Overview¶
Before migrating anything to AWS, it was essential to create the HUC Database locally. I used Pandas to work with this large amount of data as efficiently as possible. Below will detail the procedure for generating the HUC database. I will save the exact details for the Code Explained chapter at the end of this section.
Creation Procedure¶
Navigate to the /HUC/ directory of the cloned repository using:
cd feature-translation-service/HUC/
You will see several files used to create this dataset, however the only one that you’ll need to know is called create_HUC_dataset.py.
In order to run this program, you’ll need to specify three parameters: the input directory (containing the unzipped HUC data from the USGS website we downloaded in the last section) the output directory, and a maximum number of vertices for simplified polygons in the dataset (more on that in the coming paragraphs).
The input directory, unless you’ve changed it manually, will always be “HUC_Data/”. The output directory can be wherever you prefer (at the end of this you’ll only have a single .csv file in that output directory). If your output directory has not already been created, the script will go ahead and create it for you.
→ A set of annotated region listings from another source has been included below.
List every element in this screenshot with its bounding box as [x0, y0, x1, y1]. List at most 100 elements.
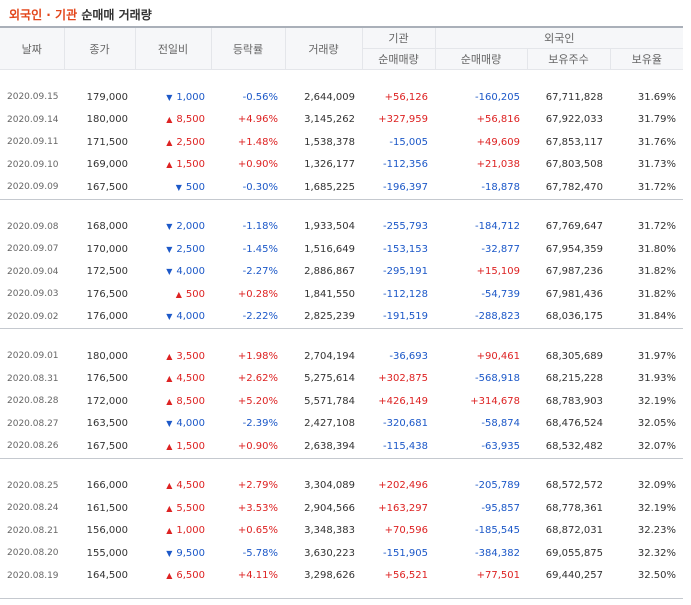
cell-change: ▲ 5,500: [135, 497, 211, 520]
change-value: 4,000: [176, 311, 205, 323]
cell-change: ▲ 1,500: [135, 435, 211, 458]
table-row: 2020.08.19 164,500 ▲ 6,500 +4.11% 3,298,626 +5…: [0, 565, 683, 588]
cell-date: 2020.09.09: [7, 182, 59, 193]
cell-change: ▼ 9,500: [135, 542, 211, 565]
col-header-holdings: 보유주수: [526, 48, 610, 70]
arrow-down-icon: ▼: [166, 222, 173, 232]
arrow-up-icon: ▲: [166, 115, 173, 125]
arrow-up-icon: ▲: [166, 160, 173, 170]
cell-inst-net: +56,126: [384, 91, 428, 103]
cell-foreign-net: -58,874: [481, 418, 520, 430]
change-value: 8,500: [176, 114, 205, 126]
cell-date: 2020.08.27: [7, 418, 59, 429]
cell-holdings: 68,036,175: [545, 311, 603, 323]
cell-holdings: 67,782,470: [545, 181, 603, 193]
cell-close: 171,500: [86, 136, 128, 148]
cell-rate: +2.62%: [237, 373, 278, 385]
cell-close: 161,500: [86, 502, 128, 514]
cell-date: 2020.09.03: [7, 289, 59, 300]
cell-holding-ratio: 32.09%: [637, 480, 677, 492]
cell-change: ▲ 4,500: [135, 368, 211, 391]
table-body: 2020.09.15 179,000 ▼ 1,000 -0.56% 2,644,009 +5…: [0, 70, 684, 588]
table-row: 2020.08.31 176,500 ▲ 4,500 +2.62% 5,275,614 +3…: [0, 368, 683, 391]
cell-date: 2020.09.08: [7, 221, 59, 232]
group-separator: [0, 70, 683, 87]
change-value: 5,500: [176, 502, 205, 514]
change-value: 8,500: [176, 395, 205, 407]
cell-change: ▲ 8,500: [135, 109, 211, 132]
arrow-up-icon: ▲: [166, 441, 173, 451]
cell-close: 167,500: [86, 440, 128, 452]
table-row: 2020.08.28 172,000 ▲ 8,500 +5.20% 5,571,784 +4…: [0, 390, 683, 413]
cell-change: ▼ 500: [135, 176, 211, 199]
cell-holding-ratio: 31.73%: [637, 159, 677, 171]
trading-table: 날짜 종가 전일비 등락률 거래량 기관 외국인 순매매량 순매매량 보유주수 …: [0, 26, 684, 588]
table-row: 2020.09.09 167,500 ▼ 500 -0.30% 1,685,225 -196…: [0, 176, 683, 199]
cell-inst-net: -115,438: [383, 440, 428, 452]
cell-change: ▲ 1,000: [135, 520, 211, 543]
cell-foreign-net: +56,816: [476, 114, 520, 126]
cell-holdings: 67,711,828: [545, 91, 603, 103]
table-row: 2020.09.10 169,000 ▲ 1,500 +0.90% 1,326,177 -1…: [0, 154, 683, 177]
cell-change: ▼ 2,000: [135, 216, 211, 239]
cell-volume: 1,326,177: [304, 159, 355, 171]
table-row: 2020.09.04 172,500 ▼ 4,000 -2.27% 2,886,867 -2…: [0, 261, 683, 284]
change-value: 4,000: [176, 418, 205, 430]
cell-foreign-net: +90,461: [476, 350, 520, 362]
cell-close: 163,500: [86, 418, 128, 430]
table-row: 2020.08.20 155,000 ▼ 9,500 -5.78% 3,630,223 -1…: [0, 542, 683, 565]
cell-date: 2020.08.19: [7, 570, 59, 581]
change-value: 9,500: [176, 547, 205, 559]
cell-date: 2020.08.21: [7, 525, 59, 536]
cell-volume: 2,638,394: [304, 440, 355, 452]
table-row: 2020.09.03 176,500 ▲ 500 +0.28% 1,841,550 -112…: [0, 283, 683, 306]
arrow-down-icon: ▼: [175, 182, 182, 192]
col-header-holding-ratio: 보유율: [609, 48, 684, 70]
cell-date: 2020.08.20: [7, 548, 59, 559]
cell-close: 155,000: [86, 547, 128, 559]
cell-change: ▼ 4,000: [135, 413, 211, 436]
cell-foreign-net: -18,878: [481, 181, 520, 193]
cell-change: ▲ 3,500: [135, 345, 211, 368]
group-separator: [0, 198, 684, 216]
arrow-up-icon: ▲: [166, 396, 173, 406]
cell-volume: 2,704,194: [304, 350, 355, 362]
cell-holding-ratio: 32.32%: [637, 547, 677, 559]
cell-foreign-net: +21,038: [476, 159, 520, 171]
cell-holding-ratio: 31.72%: [637, 221, 677, 233]
cell-rate: +0.90%: [237, 159, 278, 171]
cell-date: 2020.08.31: [7, 373, 59, 384]
cell-change: ▲ 1,500: [135, 154, 211, 177]
cell-rate: -1.45%: [242, 243, 278, 255]
cell-volume: 3,630,223: [304, 547, 355, 559]
group-separator: [0, 328, 684, 345]
cell-close: 176,000: [86, 311, 128, 323]
cell-inst-net: -112,128: [383, 288, 428, 300]
cell-foreign-net: -288,823: [475, 311, 520, 323]
cell-inst-net: +56,521: [384, 570, 428, 582]
cell-foreign-net: +314,678: [470, 395, 520, 407]
cell-close: 167,500: [86, 181, 128, 193]
cell-date: 2020.08.25: [7, 480, 59, 491]
cell-holdings: 69,055,875: [545, 547, 603, 559]
table-row: 2020.09.01 180,000 ▲ 3,500 +1.98% 2,704,194 -3…: [0, 345, 683, 368]
cell-date: 2020.09.11: [7, 137, 59, 148]
cell-inst-net: +426,149: [378, 395, 428, 407]
cell-date: 2020.08.26: [7, 441, 59, 452]
arrow-up-icon: ▲: [166, 374, 173, 384]
cell-volume: 5,571,784: [304, 395, 355, 407]
cell-rate: +0.65%: [237, 525, 278, 537]
col-header-foreign: 외국인: [434, 26, 684, 49]
cell-inst-net: +70,596: [384, 525, 428, 537]
cell-close: 172,000: [86, 395, 128, 407]
cell-inst-net: -153,153: [383, 243, 428, 255]
arrow-up-icon: ▲: [166, 351, 173, 361]
cell-volume: 3,348,383: [304, 525, 355, 537]
change-value: 3,500: [176, 350, 205, 362]
table-row: 2020.08.26 167,500 ▲ 1,500 +0.90% 2,638,394 -1…: [0, 435, 683, 458]
cell-foreign-net: -63,935: [481, 440, 520, 452]
cell-close: 176,500: [86, 373, 128, 385]
change-value: 500: [185, 288, 205, 300]
arrow-up-icon: ▲: [175, 289, 182, 299]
Due to some of the limitations of CMR (and for the sake of ease of use), we’ve decided to simplify polygons using two techniques that users will be able to choose from (in addition to being pointed directly toward a raw unsimplified shapefile in the feature-translation-service S3 Bucket). One of these algorithms allows us to specify a maximum number of vertices associated with simplified polygons in the database. The maximum number of vertices is essentially just a measure of how much you want to simplify your data. Choosing a large number means simplifying less, while choosing a small number will means simplifying more. I typically keep this value at 150, however anything in the range of 100 to 400 would probably be standard here. I’ll go more in depth in the Code Explained section about this.
-i [input directory]
-o [output directory]
-v [maximum number of vertices in polygon]
Run the Code¶
For example, you might run:
python create_HUC_dataset.py -i "HUC_Data/" -o "Database/" -v 150
python create_HUC_dataset.py -i "HUC_Data/" -o "path/to/Desktop/folder/" -v 250
Running this code will generate a HUC database for all HUC data included in the input directory. You will see a .csv named “HUC_data.csv” appear in the output directory you specified through the command line when the program has finished.
This .csv file can then be directly uploaded to AWS through the many techniques. I will go into all AWS-related tasks in the Migrating to AWS section later.